TEXAS, USA — August's full moon will appear Thursday night at 8:36 p.m. Central Time, which would be 20 minutes after sunset in Austin. It will appear from the southeast at that point.
This will be the last of four supermoons that will take place during 2022, with every month from May through August earning that distinction, as it is a full moon that is at its nearest point toward Earth. This is due to the moon's orbit not being in a perfect circle, which creates these supermoons.
So the question becomes, "how does the Sturgeon Moon get its name?"
Well, the name "Sturgeon Moon" comes from when giant sturgeon were most readily caught in the Great Lakes and Lake Champlain along the border of Vermont and upstate New York.
There were once so many of those fish and they made up a vast majority of the diets of the indigenous people who lived in the Great Lakes region.

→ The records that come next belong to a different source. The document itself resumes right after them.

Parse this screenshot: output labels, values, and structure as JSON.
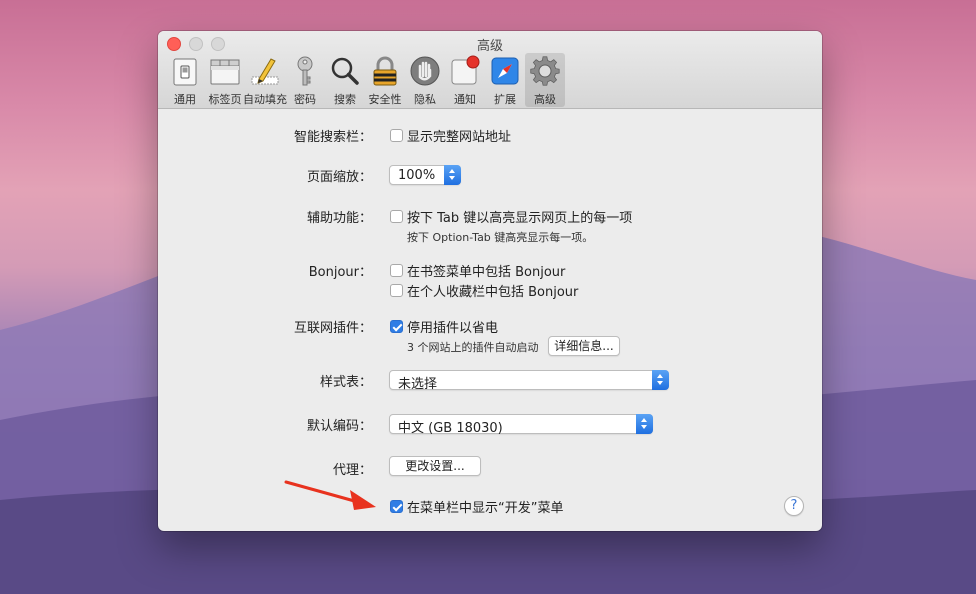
{
  "window": {
    "title": "高级"
  },
  "toolbar": {
    "items": [
      {
        "label": "通用",
        "icon": "general-switch-icon"
      },
      {
        "label": "标签页",
        "icon": "tabs-window-icon"
      },
      {
        "label": "自动填充",
        "icon": "pencil-form-icon"
      },
      {
        "label": "密码",
        "icon": "key-icon"
      },
      {
        "label": "搜索",
        "icon": "magnifier-icon"
      },
      {
        "label": "安全性",
        "icon": "padlock-icon"
      },
      {
        "label": "隐私",
        "icon": "hand-icon"
      },
      {
        "label": "通知",
        "icon": "notification-icon"
      },
      {
        "label": "扩展",
        "icon": "safari-compass-icon"
      },
      {
        "label": "高级",
        "icon": "gear-icon",
        "selected": true
      }
    ]
  },
  "settings": {
    "smart_search": {
      "label": "智能搜索栏：",
      "option": "显示完整网站地址",
      "checked": false
    },
    "zoom": {
      "label": "页面缩放：",
      "value": "100%"
    },
    "accessibility": {
      "label": "辅助功能：",
      "option": "按下 Tab 键以高亮显示网页上的每一项",
      "hint": "按下 Option-Tab 键高亮显示每一项。",
      "checked": false
    },
    "bonjour": {
      "label": "Bonjour：",
      "option1": "在书签菜单中包括 Bonjour",
      "option2": "在个人收藏栏中包括 Bonjour",
      "checked1": false,
      "checked2": false
    },
    "plugins": {
      "label": "互联网插件：",
      "option": "停用插件以省电",
      "checked": true,
      "info": "3 个网站上的插件自动启动",
      "details_button": "详细信息..."
    },
    "stylesheet": {
      "label": "样式表：",
      "value": "未选择"
    },
    "encoding": {
      "label": "默认编码：",
      "value": "中文 (GB 18030)"
    },
    "proxy": {
      "label": "代理：",
      "button": "更改设置..."
    },
    "develop_menu": {
      "option": "在菜单栏中显示“开发”菜单",
      "checked": true
    },
    "help": "?"
  },
  "colors": {
    "accent": "#2f7de5",
    "close": "#ff5f57",
    "arrow": "#e8321e"
  }
}
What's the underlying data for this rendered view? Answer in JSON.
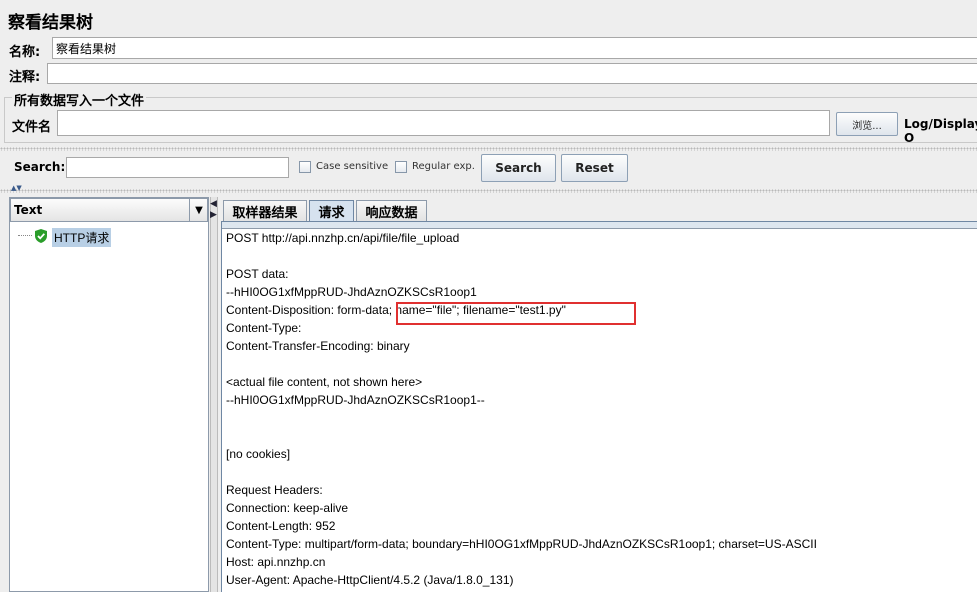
{
  "window": {
    "title": "察看结果树"
  },
  "form": {
    "name_label": "名称:",
    "name_value": "察看结果树",
    "comment_label": "注释:",
    "comment_value": "",
    "file_group_label": "所有数据写入一个文件",
    "filename_label": "文件名",
    "filename_value": "",
    "browse_label": "浏览...",
    "log_display_label": "Log/Display O"
  },
  "search": {
    "label": "Search:",
    "value": "",
    "case_sensitive_label": "Case sensitive",
    "regex_label": "Regular exp.",
    "search_button": "Search",
    "reset_button": "Reset"
  },
  "tree": {
    "renderer_select": "Text",
    "items": [
      {
        "label": "HTTP请求",
        "status": "success"
      }
    ]
  },
  "tabs": [
    {
      "label": "取样器结果",
      "active": false
    },
    {
      "label": "请求",
      "active": true
    },
    {
      "label": "响应数据",
      "active": false
    }
  ],
  "request_lines": [
    "POST http://api.nnzhp.cn/api/file/file_upload",
    "",
    "POST data:",
    "--hHI0OG1xfMppRUD-JhdAznOZKSCsR1oop1",
    "Content-Disposition: form-data; name=\"file\"; filename=\"test1.py\"",
    "Content-Type:",
    "Content-Transfer-Encoding: binary",
    "",
    "<actual file content, not shown here>",
    "--hHI0OG1xfMppRUD-JhdAznOZKSCsR1oop1--",
    "",
    "",
    "[no cookies]",
    "",
    "Request Headers:",
    "Connection: keep-alive",
    "Content-Length: 952",
    "Content-Type: multipart/form-data; boundary=hHI0OG1xfMppRUD-JhdAznOZKSCsR1oop1; charset=US-ASCII",
    "Host: api.nnzhp.cn",
    "User-Agent: Apache-HttpClient/4.5.2 (Java/1.8.0_131)"
  ],
  "colors": {
    "highlight_box": "#e03030",
    "tree_selection": "#b8cfe5",
    "success_icon": "#2a9d2a"
  }
}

However, overfishing in the 19th and 20th centuries as a result of the commercial fishing industry, as well as pollution from paper mills, caused adverse impacts on the commercial fishing industry.
There are also some instances in which this full moon would be known as the "Harvest Moon" because this is the time of year where maturing crops need to be gathered.
For Thursday night, however, it is possible that the view could be obstructed by cloud cover stemming from scattered storms in the afternoon and evening, which will mainly be hit or miss.
The next supermoon is not scheduled to take place until Aug. 1, 2023, where that month will have two supermoons, with the second taking place on Aug. 31, 2023, which will then be known as the "Super Blue Moon," for a "Blue Moon" is a second full moon in a calendar month.